El maestro chino vivía en un pequeño apartamento en el sótano, donde también estaba la sala de entrenamiento, a pesar de eso, casi no se notaba que residía en el mismo edificio que ellos; él mismo se lavaba su ropa y se encargaba de su comida porque, entre otras cosas, se alimentaba casi exclusivamente de fruta y verduras. No comía nada de origen animal porque iba en contra de sus creencias.

Se dirigieron a la pequeña sala que utilizaban para entrenar y Amélie se colocó en el centro, realizando los ejercicios de calentamiento que tenía que hacer antes de empezar. Aunque la finalidad de las clases al principio fue que supiera defenderse, a Amélie le había gustado tanto el kung-fu, que quiso aprender también los principios filosóficos en los que estaba basada este arte marcial, aunque Lee le había dicho que muy pocos conseguían entenderlos.
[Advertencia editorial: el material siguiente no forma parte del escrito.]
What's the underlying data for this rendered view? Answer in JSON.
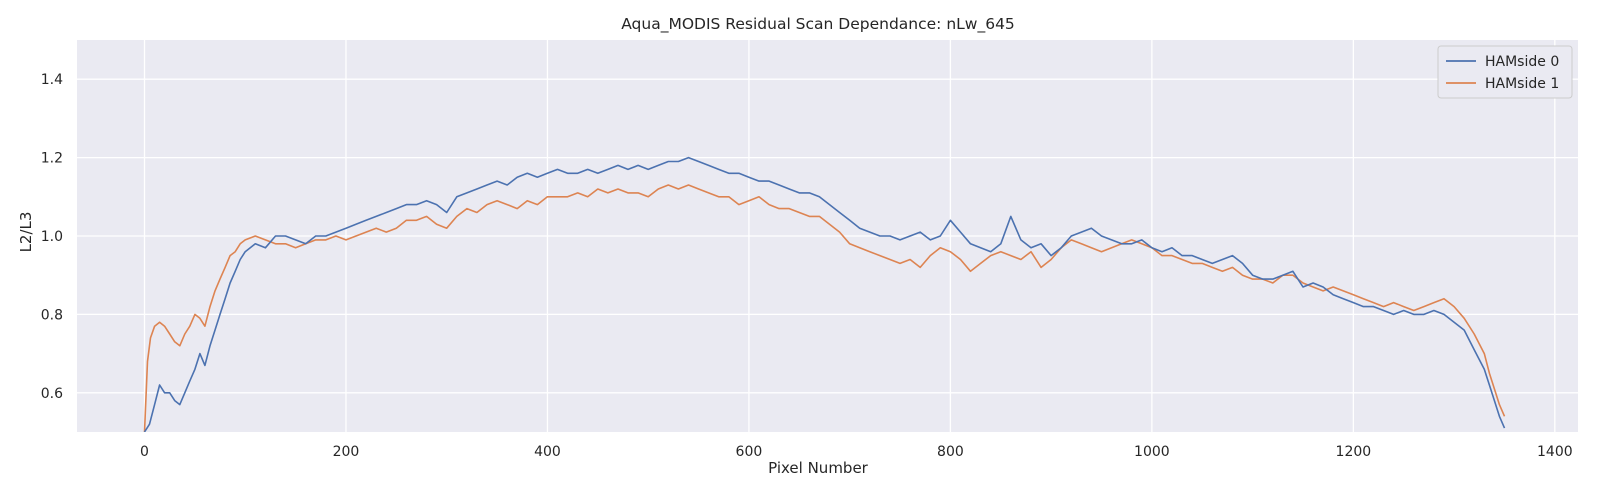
{
  "chart_data": {
    "type": "line",
    "title": "Aqua_MODIS Residual Scan Dependance: nLw_645",
    "xlabel": "Pixel Number",
    "ylabel": "L2/L3",
    "xlim": [
      -67,
      1423
    ],
    "ylim": [
      0.5,
      1.5
    ],
    "xticks": [
      0,
      200,
      400,
      600,
      800,
      1000,
      1200,
      1400
    ],
    "yticks": [
      0.6,
      0.8,
      1.0,
      1.2,
      1.4
    ],
    "xtick_labels": [
      "0",
      "200",
      "400",
      "600",
      "800",
      "1000",
      "1200",
      "1400"
    ],
    "ytick_labels": [
      "0.6",
      "0.8",
      "1.0",
      "1.2",
      "1.4"
    ],
    "grid": true,
    "legend_position": "top-right",
    "series": [
      {
        "name": "HAMside 0",
        "color": "#4c72b0",
        "x": [
          0,
          5,
          10,
          15,
          20,
          25,
          30,
          35,
          40,
          45,
          50,
          55,
          60,
          65,
          70,
          75,
          80,
          85,
          90,
          95,
          100,
          110,
          120,
          130,
          140,
          150,
          160,
          170,
          180,
          190,
          200,
          210,
          220,
          230,
          240,
          250,
          260,
          270,
          280,
          290,
          300,
          310,
          320,
          330,
          340,
          350,
          360,
          370,
          380,
          390,
          400,
          410,
          420,
          430,
          440,
          450,
          460,
          470,
          480,
          490,
          500,
          510,
          520,
          530,
          540,
          550,
          560,
          570,
          580,
          590,
          600,
          610,
          620,
          630,
          640,
          650,
          660,
          670,
          680,
          690,
          700,
          710,
          720,
          730,
          740,
          750,
          760,
          770,
          780,
          790,
          800,
          810,
          820,
          830,
          840,
          850,
          860,
          870,
          880,
          890,
          900,
          910,
          920,
          930,
          940,
          950,
          960,
          970,
          980,
          990,
          1000,
          1010,
          1020,
          1030,
          1040,
          1050,
          1060,
          1070,
          1080,
          1090,
          1100,
          1110,
          1120,
          1130,
          1140,
          1150,
          1160,
          1170,
          1180,
          1190,
          1200,
          1210,
          1220,
          1230,
          1240,
          1250,
          1260,
          1270,
          1280,
          1290,
          1300,
          1310,
          1320,
          1330,
          1335,
          1340,
          1345,
          1350
        ],
        "y": [
          0.5,
          0.52,
          0.57,
          0.62,
          0.6,
          0.6,
          0.58,
          0.57,
          0.6,
          0.63,
          0.66,
          0.7,
          0.67,
          0.72,
          0.76,
          0.8,
          0.84,
          0.88,
          0.91,
          0.94,
          0.96,
          0.98,
          0.97,
          1.0,
          1.0,
          0.99,
          0.98,
          1.0,
          1.0,
          1.01,
          1.02,
          1.03,
          1.04,
          1.05,
          1.06,
          1.07,
          1.08,
          1.08,
          1.09,
          1.08,
          1.06,
          1.1,
          1.11,
          1.12,
          1.13,
          1.14,
          1.13,
          1.15,
          1.16,
          1.15,
          1.16,
          1.17,
          1.16,
          1.16,
          1.17,
          1.16,
          1.17,
          1.18,
          1.17,
          1.18,
          1.17,
          1.18,
          1.19,
          1.19,
          1.2,
          1.19,
          1.18,
          1.17,
          1.16,
          1.16,
          1.15,
          1.14,
          1.14,
          1.13,
          1.12,
          1.11,
          1.11,
          1.1,
          1.08,
          1.06,
          1.04,
          1.02,
          1.01,
          1.0,
          1.0,
          0.99,
          1.0,
          1.01,
          0.99,
          1.0,
          1.04,
          1.01,
          0.98,
          0.97,
          0.96,
          0.98,
          1.05,
          0.99,
          0.97,
          0.98,
          0.95,
          0.97,
          1.0,
          1.01,
          1.02,
          1.0,
          0.99,
          0.98,
          0.98,
          0.99,
          0.97,
          0.96,
          0.97,
          0.95,
          0.95,
          0.94,
          0.93,
          0.94,
          0.95,
          0.93,
          0.9,
          0.89,
          0.89,
          0.9,
          0.91,
          0.87,
          0.88,
          0.87,
          0.85,
          0.84,
          0.83,
          0.82,
          0.82,
          0.81,
          0.8,
          0.81,
          0.8,
          0.8,
          0.81,
          0.8,
          0.78,
          0.76,
          0.71,
          0.66,
          0.62,
          0.58,
          0.54,
          0.51
        ]
      },
      {
        "name": "HAMside 1",
        "color": "#dd8452",
        "x": [
          0,
          3,
          6,
          10,
          15,
          20,
          25,
          30,
          35,
          40,
          45,
          50,
          55,
          60,
          65,
          70,
          75,
          80,
          85,
          90,
          95,
          100,
          110,
          120,
          130,
          140,
          150,
          160,
          170,
          180,
          190,
          200,
          210,
          220,
          230,
          240,
          250,
          260,
          270,
          280,
          290,
          300,
          310,
          320,
          330,
          340,
          350,
          360,
          370,
          380,
          390,
          400,
          410,
          420,
          430,
          440,
          450,
          460,
          470,
          480,
          490,
          500,
          510,
          520,
          530,
          540,
          550,
          560,
          570,
          580,
          590,
          600,
          610,
          620,
          630,
          640,
          650,
          660,
          670,
          680,
          690,
          700,
          710,
          720,
          730,
          740,
          750,
          760,
          770,
          780,
          790,
          800,
          810,
          820,
          830,
          840,
          850,
          860,
          870,
          880,
          890,
          900,
          910,
          920,
          930,
          940,
          950,
          960,
          970,
          980,
          990,
          1000,
          1010,
          1020,
          1030,
          1040,
          1050,
          1060,
          1070,
          1080,
          1090,
          1100,
          1110,
          1120,
          1130,
          1140,
          1150,
          1160,
          1170,
          1180,
          1190,
          1200,
          1210,
          1220,
          1230,
          1240,
          1250,
          1260,
          1270,
          1280,
          1290,
          1300,
          1310,
          1320,
          1330,
          1335,
          1340,
          1345,
          1350
        ],
        "y": [
          0.5,
          0.68,
          0.74,
          0.77,
          0.78,
          0.77,
          0.75,
          0.73,
          0.72,
          0.75,
          0.77,
          0.8,
          0.79,
          0.77,
          0.82,
          0.86,
          0.89,
          0.92,
          0.95,
          0.96,
          0.98,
          0.99,
          1.0,
          0.99,
          0.98,
          0.98,
          0.97,
          0.98,
          0.99,
          0.99,
          1.0,
          0.99,
          1.0,
          1.01,
          1.02,
          1.01,
          1.02,
          1.04,
          1.04,
          1.05,
          1.03,
          1.02,
          1.05,
          1.07,
          1.06,
          1.08,
          1.09,
          1.08,
          1.07,
          1.09,
          1.08,
          1.1,
          1.1,
          1.1,
          1.11,
          1.1,
          1.12,
          1.11,
          1.12,
          1.11,
          1.11,
          1.1,
          1.12,
          1.13,
          1.12,
          1.13,
          1.12,
          1.11,
          1.1,
          1.1,
          1.08,
          1.09,
          1.1,
          1.08,
          1.07,
          1.07,
          1.06,
          1.05,
          1.05,
          1.03,
          1.01,
          0.98,
          0.97,
          0.96,
          0.95,
          0.94,
          0.93,
          0.94,
          0.92,
          0.95,
          0.97,
          0.96,
          0.94,
          0.91,
          0.93,
          0.95,
          0.96,
          0.95,
          0.94,
          0.96,
          0.92,
          0.94,
          0.97,
          0.99,
          0.98,
          0.97,
          0.96,
          0.97,
          0.98,
          0.99,
          0.98,
          0.97,
          0.95,
          0.95,
          0.94,
          0.93,
          0.93,
          0.92,
          0.91,
          0.92,
          0.9,
          0.89,
          0.89,
          0.88,
          0.9,
          0.9,
          0.88,
          0.87,
          0.86,
          0.87,
          0.86,
          0.85,
          0.84,
          0.83,
          0.82,
          0.83,
          0.82,
          0.81,
          0.82,
          0.83,
          0.84,
          0.82,
          0.79,
          0.75,
          0.7,
          0.65,
          0.61,
          0.57,
          0.54
        ]
      }
    ]
  }
}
Su maestro era un hombre muy pequeño, Amélie le sacaba una cabeza, también era enjuto y tenía el pelo y la barba muy blancos. Debía de ser muy anciano, ya que también tenía la piel muy arrugada; siempre iba vestido de negro con pantalones holgados y chaquetas de raso atadas con cordoncillos, y llevaba el pelo recogido en una coleta. Además, calzaba unas zapatillas de tela muy suaves que también le hacía ponerse a Amélie para entrenar, al igual que tenía que llevar pantalones y chaqueta. Sus ojos eran rasgados y oscuros, y su cara nunca dejaba ver sus pensamientos.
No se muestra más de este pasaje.